Ivana (beautiful teacher)

Algumas das poesias simbolistas de Cruz e Souza:

ANTÍFONA


             Ó Formas alvas, brancas, Formas claras
             De luares, de neves, de neblinas!
             Ó Formas vagas, fluidas, cristalinas...
             Incensos dos turíbulos das aras
             Formas do Amor, constelarmante puras,
             De Virgens e de Santas vaporosas...
             Brilhos errantes, mádidas frescuras
             E dolências de lírios e de rosas ...

             Indefiníveis músicas supremas,
             Harmonias da Cor e do Perfume...
             Horas do Ocaso, trêmulas, extremas,
             Réquiem do Sol que a Dor da Luz resume...

             Visões, salmos e cânticos serenos,
             Surdinas de órgãos flébeis, soluçantes...
             Dormências de volúpicos venenos
             Sutis e suaves, mórbidos, radiantes ...

             Infinitos espíritos dispersos,
             Inefáveis, edênicos, aéreos,
             Fecundai o Mistério destes versos
             Com a chama ideal de todos os mistérios.

              Do Sonho as mais azuis diafaneidades
             Que fuljam, que na Estrofe se levantem
             E as emoções, todas as castidades
             Da alma do Verso, pelos versos cantem.
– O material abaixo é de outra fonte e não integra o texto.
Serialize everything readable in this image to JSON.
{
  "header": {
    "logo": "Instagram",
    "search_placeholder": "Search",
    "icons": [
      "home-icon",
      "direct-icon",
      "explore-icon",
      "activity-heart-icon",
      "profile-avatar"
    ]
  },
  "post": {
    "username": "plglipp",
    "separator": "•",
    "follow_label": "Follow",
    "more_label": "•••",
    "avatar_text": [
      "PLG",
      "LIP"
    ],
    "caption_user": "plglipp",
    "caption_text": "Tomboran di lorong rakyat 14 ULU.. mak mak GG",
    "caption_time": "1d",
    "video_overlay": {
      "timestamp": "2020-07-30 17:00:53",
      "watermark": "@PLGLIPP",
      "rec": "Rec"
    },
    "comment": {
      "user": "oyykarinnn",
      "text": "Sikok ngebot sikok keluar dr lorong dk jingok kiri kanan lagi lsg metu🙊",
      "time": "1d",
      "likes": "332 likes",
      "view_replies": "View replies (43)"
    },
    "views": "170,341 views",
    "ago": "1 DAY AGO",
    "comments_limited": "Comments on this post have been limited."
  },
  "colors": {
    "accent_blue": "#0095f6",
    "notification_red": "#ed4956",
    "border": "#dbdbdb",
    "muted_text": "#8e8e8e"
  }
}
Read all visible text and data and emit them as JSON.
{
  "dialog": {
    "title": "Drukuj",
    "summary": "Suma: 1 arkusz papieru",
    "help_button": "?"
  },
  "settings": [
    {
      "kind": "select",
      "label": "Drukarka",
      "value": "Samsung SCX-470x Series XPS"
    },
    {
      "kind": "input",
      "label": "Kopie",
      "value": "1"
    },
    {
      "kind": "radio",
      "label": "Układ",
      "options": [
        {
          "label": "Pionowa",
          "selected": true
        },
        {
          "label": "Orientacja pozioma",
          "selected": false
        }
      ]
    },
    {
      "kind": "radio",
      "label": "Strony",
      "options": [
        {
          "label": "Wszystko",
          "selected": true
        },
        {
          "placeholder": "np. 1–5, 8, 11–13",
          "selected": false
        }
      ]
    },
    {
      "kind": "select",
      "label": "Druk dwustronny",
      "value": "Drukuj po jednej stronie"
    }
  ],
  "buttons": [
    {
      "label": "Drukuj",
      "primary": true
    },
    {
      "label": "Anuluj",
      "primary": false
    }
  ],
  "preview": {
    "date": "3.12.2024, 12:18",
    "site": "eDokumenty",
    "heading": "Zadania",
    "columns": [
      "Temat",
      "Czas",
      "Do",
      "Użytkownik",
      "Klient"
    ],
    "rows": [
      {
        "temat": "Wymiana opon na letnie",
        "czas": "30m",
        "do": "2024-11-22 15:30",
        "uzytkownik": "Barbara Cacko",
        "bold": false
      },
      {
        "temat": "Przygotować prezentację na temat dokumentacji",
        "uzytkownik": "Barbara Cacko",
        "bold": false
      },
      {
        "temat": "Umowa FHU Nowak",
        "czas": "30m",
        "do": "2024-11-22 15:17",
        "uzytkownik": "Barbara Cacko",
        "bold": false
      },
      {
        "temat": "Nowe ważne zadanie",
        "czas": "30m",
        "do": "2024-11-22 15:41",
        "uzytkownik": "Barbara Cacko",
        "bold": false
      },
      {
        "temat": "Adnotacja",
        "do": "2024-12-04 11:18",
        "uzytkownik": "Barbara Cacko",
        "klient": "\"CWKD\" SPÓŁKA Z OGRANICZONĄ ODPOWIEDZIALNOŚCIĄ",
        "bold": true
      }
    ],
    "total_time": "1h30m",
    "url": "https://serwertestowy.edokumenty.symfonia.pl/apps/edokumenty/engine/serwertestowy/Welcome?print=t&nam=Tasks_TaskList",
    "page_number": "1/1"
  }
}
             Que o pólen de ouro dos mais finos astros
             Fecunde e inflame a rima clara e ardente...
             Que brilhe a correção dos alabastros
             Sonoramente, luminosamente.

             Forças originais, essência, graça
             De carnes de mulher, delicadezas...
             Todo esse eflúvio que por ondas passa
             Do Éter nas róseas e áureas correntezas...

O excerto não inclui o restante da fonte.